Because there is no AST node-type for "do-while", you should produce While AST node with the same meaning. In the above example, this would be the AST as if the following had been written:

while (true) {
  {
    x = x * 2;
    y = y - x;
  }
  if (!(y < 0)) break;
}

Extension 2 [worth about a full grade]. Recognize Java's switch statement. For example:

switch(n) {
  case 1: x++; break;
  case 2: case 3: y++; break;
  default: x--; y--; break;
  case 100: x = 0; break;
}

There are Switch, Case and Default classes into the syntaxtree package so that you can produce an AST node when you parse this construct. The Case and Default labels act as normal statements, so the body of the switch statement in the above example would have 14 statements.

Displaying the AST graphically

As mentioned above, the -w switch tells the compiler to graphically display the created AST into a window.

If you want to see the top-level of a subtree, you can click on a node: this will cause that node to turn light blue, and will prevent its subnodes from being shown; clicking a second time will cause the subnodes to again be shown.
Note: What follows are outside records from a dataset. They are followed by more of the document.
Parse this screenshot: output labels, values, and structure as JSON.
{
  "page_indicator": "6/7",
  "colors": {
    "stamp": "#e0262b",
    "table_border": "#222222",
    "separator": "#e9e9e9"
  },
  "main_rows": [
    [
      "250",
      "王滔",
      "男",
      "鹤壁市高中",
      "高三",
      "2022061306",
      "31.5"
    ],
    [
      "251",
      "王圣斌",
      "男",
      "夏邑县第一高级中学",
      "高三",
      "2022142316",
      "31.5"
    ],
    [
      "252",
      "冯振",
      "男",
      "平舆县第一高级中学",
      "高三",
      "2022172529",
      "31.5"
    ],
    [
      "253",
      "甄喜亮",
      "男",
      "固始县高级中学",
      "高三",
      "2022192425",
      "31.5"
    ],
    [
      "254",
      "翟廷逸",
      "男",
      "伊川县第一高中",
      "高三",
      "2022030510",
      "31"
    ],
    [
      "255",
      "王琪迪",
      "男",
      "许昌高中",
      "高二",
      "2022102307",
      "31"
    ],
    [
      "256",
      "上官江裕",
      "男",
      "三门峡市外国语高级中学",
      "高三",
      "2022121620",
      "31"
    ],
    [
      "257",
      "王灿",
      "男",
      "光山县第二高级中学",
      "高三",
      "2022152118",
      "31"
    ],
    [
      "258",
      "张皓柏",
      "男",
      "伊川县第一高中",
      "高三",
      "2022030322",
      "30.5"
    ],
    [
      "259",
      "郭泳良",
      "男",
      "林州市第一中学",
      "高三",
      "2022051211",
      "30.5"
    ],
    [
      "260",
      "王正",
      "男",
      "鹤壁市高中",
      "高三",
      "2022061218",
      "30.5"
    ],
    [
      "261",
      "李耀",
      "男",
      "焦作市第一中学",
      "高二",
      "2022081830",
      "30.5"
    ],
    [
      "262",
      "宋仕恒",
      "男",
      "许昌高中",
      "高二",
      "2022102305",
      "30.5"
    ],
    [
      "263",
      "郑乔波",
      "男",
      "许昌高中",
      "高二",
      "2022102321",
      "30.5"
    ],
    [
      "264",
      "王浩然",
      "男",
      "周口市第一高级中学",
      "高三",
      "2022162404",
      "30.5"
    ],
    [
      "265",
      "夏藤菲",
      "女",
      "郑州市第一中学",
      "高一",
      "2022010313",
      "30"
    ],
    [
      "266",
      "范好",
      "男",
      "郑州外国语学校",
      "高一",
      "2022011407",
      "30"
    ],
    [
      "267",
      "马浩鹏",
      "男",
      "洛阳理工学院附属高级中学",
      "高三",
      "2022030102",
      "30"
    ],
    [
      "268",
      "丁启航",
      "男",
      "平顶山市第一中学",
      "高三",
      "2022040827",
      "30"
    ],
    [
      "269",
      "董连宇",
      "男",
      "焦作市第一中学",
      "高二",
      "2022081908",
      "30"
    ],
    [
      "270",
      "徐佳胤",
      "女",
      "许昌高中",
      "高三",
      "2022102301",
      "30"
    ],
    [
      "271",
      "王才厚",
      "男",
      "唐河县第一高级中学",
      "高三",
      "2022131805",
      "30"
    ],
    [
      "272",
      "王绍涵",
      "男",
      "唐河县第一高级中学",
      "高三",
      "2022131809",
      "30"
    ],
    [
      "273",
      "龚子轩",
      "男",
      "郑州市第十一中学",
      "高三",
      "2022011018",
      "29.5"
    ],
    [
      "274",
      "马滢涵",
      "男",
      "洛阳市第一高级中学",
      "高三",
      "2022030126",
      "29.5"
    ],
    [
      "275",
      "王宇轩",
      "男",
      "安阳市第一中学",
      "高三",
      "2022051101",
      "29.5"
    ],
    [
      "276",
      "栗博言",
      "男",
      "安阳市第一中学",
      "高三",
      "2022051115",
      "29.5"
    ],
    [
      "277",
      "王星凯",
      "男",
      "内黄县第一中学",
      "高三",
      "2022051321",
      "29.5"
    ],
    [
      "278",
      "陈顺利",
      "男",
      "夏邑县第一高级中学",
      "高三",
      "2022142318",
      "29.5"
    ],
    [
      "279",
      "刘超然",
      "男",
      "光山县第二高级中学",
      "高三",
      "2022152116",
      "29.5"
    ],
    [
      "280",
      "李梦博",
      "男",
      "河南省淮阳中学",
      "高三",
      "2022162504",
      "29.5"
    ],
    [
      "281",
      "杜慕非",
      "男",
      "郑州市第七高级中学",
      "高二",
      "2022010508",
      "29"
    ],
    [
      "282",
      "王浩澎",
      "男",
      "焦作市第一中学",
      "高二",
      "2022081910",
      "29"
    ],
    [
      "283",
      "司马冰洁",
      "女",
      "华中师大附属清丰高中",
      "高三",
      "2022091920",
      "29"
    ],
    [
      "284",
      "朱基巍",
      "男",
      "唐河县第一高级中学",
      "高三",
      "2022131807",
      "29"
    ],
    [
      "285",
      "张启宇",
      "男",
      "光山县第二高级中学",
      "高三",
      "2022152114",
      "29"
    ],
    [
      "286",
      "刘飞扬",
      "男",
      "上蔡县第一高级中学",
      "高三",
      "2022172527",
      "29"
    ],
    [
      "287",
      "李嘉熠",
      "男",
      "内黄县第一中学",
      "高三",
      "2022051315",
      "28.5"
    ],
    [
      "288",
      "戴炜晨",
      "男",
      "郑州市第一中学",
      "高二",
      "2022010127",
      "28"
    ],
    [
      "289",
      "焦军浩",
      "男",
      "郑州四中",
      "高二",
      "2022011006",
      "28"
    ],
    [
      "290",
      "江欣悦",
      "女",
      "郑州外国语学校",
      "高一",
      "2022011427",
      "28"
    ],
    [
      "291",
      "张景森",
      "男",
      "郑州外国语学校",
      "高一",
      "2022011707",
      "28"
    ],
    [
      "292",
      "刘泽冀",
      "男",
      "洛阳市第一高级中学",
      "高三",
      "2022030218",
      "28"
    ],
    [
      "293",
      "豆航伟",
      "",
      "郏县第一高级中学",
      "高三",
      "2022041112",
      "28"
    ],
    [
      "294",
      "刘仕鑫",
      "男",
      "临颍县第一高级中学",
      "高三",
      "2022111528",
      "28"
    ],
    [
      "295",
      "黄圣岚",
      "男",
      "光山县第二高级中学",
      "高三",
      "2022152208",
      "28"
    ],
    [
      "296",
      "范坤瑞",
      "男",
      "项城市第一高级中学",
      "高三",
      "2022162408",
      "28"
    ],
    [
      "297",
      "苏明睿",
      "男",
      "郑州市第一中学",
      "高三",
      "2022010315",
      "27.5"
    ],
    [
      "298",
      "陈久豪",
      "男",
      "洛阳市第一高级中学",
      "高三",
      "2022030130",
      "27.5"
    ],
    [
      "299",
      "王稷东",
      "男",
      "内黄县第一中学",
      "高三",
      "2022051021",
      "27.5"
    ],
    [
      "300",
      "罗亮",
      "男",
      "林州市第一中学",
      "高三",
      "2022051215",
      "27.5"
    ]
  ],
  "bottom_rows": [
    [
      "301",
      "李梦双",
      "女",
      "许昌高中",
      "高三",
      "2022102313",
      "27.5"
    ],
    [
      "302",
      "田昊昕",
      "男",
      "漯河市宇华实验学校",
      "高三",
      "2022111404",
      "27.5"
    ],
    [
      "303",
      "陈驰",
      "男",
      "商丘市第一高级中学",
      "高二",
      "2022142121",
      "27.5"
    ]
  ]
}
If you want to change the font size to, for example, 20, you can append an integer to the -w, as in -w20. You can also change the background color by appending a colon (:) followed by a hexadecimal number that specifies the RGB value. Thus -w:ff7700 would specify a color with full red (ff hex = 255), half green (77 hex is about half of 255) and no blue (00 hex is zero). A font size and color can be combined as well (e.g., -w20:ff7700).

Using the scanner

I have implemented a scanner that you can use with your parser, but it is implemented very oddly—in two stages:

·      The first stage strips comments and “canonicalizes” the tokens into simplified character stream, where the output-tokens have some odd syntax rules.

·      The second stage reads the “canonicalized” tokens—these are the tokens that are used for the starter grammar.

There are two purposes in using this approach:

·      Because the canoncalized tokens are simpler to parse your parser-generation should run much more quickly than if you directly used the lexical rules from Assignment 1.

·      My MiniJava scanner implementation provided as a class-file, so that you won’t be able to use it if you’re late in turning in your assignment 1.

As a result of this two-stage approach, some of the lexical rules will look very odd. For example:

//: `int ::= “#it” => void

You should ignore the details of these rules, knowing if that if the int token is seen in the original source file, it was converted to #it in the intermediate file. Line and character positions are (allegedly) preserved.

The starter-project is set up to use an allegedly correct, and I would encourage you to use it. If you would like to use your own scanner as a base, you will need to make a minor modification to the Main class, and will also need to replace my scanner rules with yours in the MJGrammar.java file. (Come see me if you want help.)

Handin

On (or shortly after) the due date, I will run your program with some MiniJava programs (including syntactically illegal ones). You should hand in your program via learning.up.edu, in the same manner as Assignment 1. Hand in only your MJGrammar.java file. Do not hand in any other files.